For the fifth course, a pan seared duck breast, fresh corn tamal and stewed spinach with a red wine reduction was served up. My duck breast was seasoned well, had a crispy skin and a juicy medium rare doneness. The tender corn tamal reminded me of a cornbread stuffing with fresh corn kernels. The stewed spinach gave a slightly bitter, vegetal note to the dish that cut through the richness perfectly. A cranberry red wine reduction with tamarind and ancho chiles added the right amount of tart, sweet, sour and spicy to the entire dish which was reminiscent of a Thanksgiving dinner.
The final course was a rice pudding with white chocolate ice cream and a brown sugar, cocoa powder crumble. The rice was cooked through while maintaining a firm, not soggy, texture inside a cinnamon milk custard. A smooth, rich white chocolate ice cream gave an interesting temperature contrast to the rice pudding and wasn’t overly sweet. The decadence came from the brown sugar and cocoa powder crumble that I added to each and every bite. This rice pudding was a comforting way to end the meal.

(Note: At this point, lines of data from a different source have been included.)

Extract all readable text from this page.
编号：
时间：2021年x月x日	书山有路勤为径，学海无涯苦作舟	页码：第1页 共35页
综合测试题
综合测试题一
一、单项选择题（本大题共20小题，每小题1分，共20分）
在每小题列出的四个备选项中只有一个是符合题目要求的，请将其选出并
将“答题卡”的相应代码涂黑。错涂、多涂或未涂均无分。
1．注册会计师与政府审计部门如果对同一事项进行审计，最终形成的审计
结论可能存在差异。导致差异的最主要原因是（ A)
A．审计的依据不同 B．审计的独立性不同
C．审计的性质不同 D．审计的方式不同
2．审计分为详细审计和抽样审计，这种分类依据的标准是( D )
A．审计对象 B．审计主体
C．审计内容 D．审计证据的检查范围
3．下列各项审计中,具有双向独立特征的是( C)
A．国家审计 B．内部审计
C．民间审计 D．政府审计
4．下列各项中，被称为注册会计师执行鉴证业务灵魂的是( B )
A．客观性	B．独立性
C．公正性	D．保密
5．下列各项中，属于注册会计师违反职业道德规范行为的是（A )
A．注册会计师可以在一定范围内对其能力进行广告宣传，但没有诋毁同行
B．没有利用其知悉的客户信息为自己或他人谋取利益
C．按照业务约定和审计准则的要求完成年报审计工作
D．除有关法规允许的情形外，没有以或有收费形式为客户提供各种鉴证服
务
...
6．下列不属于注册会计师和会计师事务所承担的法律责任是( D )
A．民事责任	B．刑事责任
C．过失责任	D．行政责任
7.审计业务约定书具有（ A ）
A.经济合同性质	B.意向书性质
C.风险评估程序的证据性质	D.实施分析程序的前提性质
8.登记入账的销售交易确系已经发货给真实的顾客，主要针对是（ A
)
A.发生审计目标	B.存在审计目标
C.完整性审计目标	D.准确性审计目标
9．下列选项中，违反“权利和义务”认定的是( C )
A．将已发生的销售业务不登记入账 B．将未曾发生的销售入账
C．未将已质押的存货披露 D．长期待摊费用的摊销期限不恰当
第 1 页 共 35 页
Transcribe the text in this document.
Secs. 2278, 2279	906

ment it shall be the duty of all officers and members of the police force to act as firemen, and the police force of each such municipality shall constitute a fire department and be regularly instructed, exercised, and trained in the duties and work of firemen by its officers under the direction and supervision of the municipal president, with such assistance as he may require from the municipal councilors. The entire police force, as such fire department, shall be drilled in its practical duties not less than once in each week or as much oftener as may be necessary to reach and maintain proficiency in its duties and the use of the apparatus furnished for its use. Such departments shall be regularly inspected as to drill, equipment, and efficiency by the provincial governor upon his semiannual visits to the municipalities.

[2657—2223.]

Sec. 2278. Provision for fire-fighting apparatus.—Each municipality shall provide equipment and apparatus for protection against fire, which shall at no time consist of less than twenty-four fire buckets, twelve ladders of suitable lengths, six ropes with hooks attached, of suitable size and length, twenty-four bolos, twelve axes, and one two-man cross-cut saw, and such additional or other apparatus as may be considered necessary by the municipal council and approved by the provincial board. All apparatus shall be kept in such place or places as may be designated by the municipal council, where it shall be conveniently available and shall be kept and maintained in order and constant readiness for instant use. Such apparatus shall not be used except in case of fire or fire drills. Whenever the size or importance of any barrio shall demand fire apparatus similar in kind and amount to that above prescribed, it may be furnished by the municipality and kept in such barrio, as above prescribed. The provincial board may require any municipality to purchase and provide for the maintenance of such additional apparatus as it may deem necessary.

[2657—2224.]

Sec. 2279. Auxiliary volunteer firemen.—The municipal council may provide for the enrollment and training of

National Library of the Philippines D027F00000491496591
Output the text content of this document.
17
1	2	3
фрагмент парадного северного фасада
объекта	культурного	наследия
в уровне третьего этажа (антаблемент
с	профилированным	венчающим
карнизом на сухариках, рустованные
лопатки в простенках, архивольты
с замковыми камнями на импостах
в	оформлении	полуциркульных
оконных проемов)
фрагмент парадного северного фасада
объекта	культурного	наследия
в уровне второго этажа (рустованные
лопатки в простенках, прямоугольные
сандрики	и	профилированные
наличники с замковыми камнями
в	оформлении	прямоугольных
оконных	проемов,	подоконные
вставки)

As my meal was winding down, I was lingering over a digestive of Ancho Reyes, an ancho chile liquor, when Chef Carlos Gaytan joined us at our tables. Taking time out of his busy night, he shared a bit of his story, talking with us about his food, family, heritage and philosophies of being a chef, making this a truly memorable dining experience. His final thought to us before taking a picture with all 16 members of our group was, “We can touch so many lives through our cooking and our food, so we as chefs should take that responsibility seriously and truly serve others.”